Lawyers group offers to help Tak Bai kin

News

The Law Society of Thailand (LST) yesterday offered to help relatives of Muslim protesters killed in the Tak Bai crackdown last year file both criminal and civil suits against the military.

Sombat Wongkamhaeng, LST secretary-general, said wives and children of deceased protesters could file both criminal and civil suits against military officers involved.

A total of 85 protesters died when the military broke up the protest in Narathiwat’s Tak Bai district.

Seventy-eight died while in custody, after being stacked on top of each other in trucks for more than six hours.

The LST’s offer of legal help comes a day after the Army announced that it had punished three generals over the incident by removing them from their positions.

The generals have been transferred to inactive Army-adviser posts.

They are former Fourth Army Region commander Lt-General Pisarn Wattanawongkhiri, his former deputy, Maj-General Sinchai Nutsathit, and former Fifth Infantry Division commander Maj-General Chalermchai Wirunpeth.

Sombat said relatives of those killed could use video recordings of the crackdown and published newspaper interviews of protest eyewitnesses as evidence against the military.

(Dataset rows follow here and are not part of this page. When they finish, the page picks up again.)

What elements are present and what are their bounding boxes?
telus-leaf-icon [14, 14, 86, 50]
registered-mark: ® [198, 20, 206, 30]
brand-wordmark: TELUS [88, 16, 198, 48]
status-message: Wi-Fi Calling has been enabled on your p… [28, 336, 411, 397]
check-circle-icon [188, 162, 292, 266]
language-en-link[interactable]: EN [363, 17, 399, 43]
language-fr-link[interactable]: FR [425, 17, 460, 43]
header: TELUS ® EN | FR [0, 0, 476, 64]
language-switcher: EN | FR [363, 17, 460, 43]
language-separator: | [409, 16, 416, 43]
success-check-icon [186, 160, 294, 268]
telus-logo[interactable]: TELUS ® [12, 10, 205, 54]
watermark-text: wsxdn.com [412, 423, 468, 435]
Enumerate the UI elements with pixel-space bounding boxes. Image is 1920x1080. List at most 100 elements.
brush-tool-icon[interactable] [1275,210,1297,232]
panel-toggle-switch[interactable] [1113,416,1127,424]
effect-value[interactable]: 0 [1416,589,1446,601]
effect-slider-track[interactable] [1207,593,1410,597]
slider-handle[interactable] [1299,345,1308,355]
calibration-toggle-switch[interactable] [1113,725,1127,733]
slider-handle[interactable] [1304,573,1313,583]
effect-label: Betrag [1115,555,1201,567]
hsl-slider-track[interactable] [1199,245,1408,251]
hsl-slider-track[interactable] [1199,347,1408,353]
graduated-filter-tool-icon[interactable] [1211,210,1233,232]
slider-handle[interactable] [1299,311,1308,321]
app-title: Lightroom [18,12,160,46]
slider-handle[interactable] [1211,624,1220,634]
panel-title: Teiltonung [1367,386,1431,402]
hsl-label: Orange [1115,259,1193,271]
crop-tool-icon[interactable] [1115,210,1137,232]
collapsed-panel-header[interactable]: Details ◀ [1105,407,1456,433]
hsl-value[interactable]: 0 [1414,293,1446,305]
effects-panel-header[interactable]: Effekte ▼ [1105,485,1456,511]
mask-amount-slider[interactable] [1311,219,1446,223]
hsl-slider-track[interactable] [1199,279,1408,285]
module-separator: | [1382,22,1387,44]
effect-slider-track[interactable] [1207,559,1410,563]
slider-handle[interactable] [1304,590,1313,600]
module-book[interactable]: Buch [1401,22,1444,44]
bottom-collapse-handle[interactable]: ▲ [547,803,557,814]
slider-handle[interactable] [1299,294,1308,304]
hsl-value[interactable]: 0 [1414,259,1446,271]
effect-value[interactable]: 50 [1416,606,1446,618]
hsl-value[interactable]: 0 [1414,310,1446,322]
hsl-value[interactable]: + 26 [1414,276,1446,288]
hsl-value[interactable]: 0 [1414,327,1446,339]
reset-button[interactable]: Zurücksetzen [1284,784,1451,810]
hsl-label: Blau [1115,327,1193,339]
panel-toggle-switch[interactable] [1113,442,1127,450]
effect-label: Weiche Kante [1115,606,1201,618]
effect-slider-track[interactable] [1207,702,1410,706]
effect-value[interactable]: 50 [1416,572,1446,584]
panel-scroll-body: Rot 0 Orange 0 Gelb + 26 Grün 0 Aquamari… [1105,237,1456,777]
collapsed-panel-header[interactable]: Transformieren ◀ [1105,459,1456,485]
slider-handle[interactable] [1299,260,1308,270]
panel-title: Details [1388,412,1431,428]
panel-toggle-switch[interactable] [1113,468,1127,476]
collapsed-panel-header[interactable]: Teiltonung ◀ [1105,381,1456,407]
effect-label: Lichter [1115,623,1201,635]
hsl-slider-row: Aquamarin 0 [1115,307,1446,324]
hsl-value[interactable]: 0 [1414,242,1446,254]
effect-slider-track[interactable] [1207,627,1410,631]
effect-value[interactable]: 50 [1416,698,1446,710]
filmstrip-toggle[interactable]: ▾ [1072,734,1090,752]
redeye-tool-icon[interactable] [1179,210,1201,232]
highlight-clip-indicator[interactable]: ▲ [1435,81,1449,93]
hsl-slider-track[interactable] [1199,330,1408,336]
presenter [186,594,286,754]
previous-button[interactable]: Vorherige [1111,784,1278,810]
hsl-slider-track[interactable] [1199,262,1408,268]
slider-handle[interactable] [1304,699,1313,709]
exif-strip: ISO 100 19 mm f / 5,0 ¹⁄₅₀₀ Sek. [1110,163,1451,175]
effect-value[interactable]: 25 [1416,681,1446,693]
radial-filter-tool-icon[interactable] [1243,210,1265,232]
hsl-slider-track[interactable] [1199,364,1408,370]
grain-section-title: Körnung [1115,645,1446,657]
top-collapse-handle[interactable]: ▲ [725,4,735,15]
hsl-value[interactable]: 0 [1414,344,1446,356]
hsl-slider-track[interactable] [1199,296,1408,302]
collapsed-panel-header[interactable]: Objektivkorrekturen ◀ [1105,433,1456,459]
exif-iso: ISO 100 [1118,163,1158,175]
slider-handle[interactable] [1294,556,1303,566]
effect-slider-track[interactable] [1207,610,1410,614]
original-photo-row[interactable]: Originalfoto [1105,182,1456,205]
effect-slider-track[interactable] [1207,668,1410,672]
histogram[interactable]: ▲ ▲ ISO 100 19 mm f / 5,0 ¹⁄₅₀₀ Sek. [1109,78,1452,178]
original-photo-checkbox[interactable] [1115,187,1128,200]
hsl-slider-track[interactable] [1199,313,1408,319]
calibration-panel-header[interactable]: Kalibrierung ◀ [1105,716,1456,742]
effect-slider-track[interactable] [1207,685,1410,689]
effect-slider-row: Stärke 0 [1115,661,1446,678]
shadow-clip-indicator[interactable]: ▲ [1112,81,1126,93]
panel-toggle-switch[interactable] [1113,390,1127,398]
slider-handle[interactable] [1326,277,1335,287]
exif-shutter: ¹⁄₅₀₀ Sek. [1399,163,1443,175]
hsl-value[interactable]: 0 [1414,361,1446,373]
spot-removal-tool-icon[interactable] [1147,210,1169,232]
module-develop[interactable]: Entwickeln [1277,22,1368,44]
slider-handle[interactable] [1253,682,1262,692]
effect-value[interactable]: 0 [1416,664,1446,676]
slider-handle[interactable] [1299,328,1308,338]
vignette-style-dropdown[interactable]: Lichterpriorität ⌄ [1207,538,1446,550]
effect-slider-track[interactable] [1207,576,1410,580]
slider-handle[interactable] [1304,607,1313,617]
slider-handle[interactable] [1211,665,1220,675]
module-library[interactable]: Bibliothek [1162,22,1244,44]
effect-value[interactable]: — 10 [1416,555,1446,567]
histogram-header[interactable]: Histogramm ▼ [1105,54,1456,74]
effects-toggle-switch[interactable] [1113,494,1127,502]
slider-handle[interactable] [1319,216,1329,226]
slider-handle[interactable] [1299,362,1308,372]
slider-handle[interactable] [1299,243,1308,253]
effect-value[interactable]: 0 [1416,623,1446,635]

“We could use this evidence to establish links to the generals who ordered the crackdown,” Sombat said.

“We will also study how the crackdown order was made. If soldiers were ordered to use force, the ones who gave the order and those who carried out the order could face murder charges.”

But a source from a group of Muslim lawyers said that so far no relative of a deceased protester had initiated steps to the sue the military.

The source said Muslim lawyers had another priority – to defend protesters arrested in the crackdown against charges.

Two senators yesterday expressed disappointment over what they deemed a lenient penalty against the generals.

Nakhon Ratchasima Senator Kraisak Chonhavan said the generals were responsible for a high death toll and the light penalty would not pacify Muslims in the deep South.

Maha Sarakham Senator Thongbai Thongpao said transferring the generals was too lenient a punishment given that they were responsible for 85 deaths.

In another development, Atthapol Yaisawang, director of the Special Case Department of the Attorney-General’s Office, said public prosecutors would today file criminal charges against eight Muslim religion teachers at the Criminal Court.

The eight teachers were arrested on charges of taking part in the separatist movement and inciting Muslim youths to carry out terrorist attacks.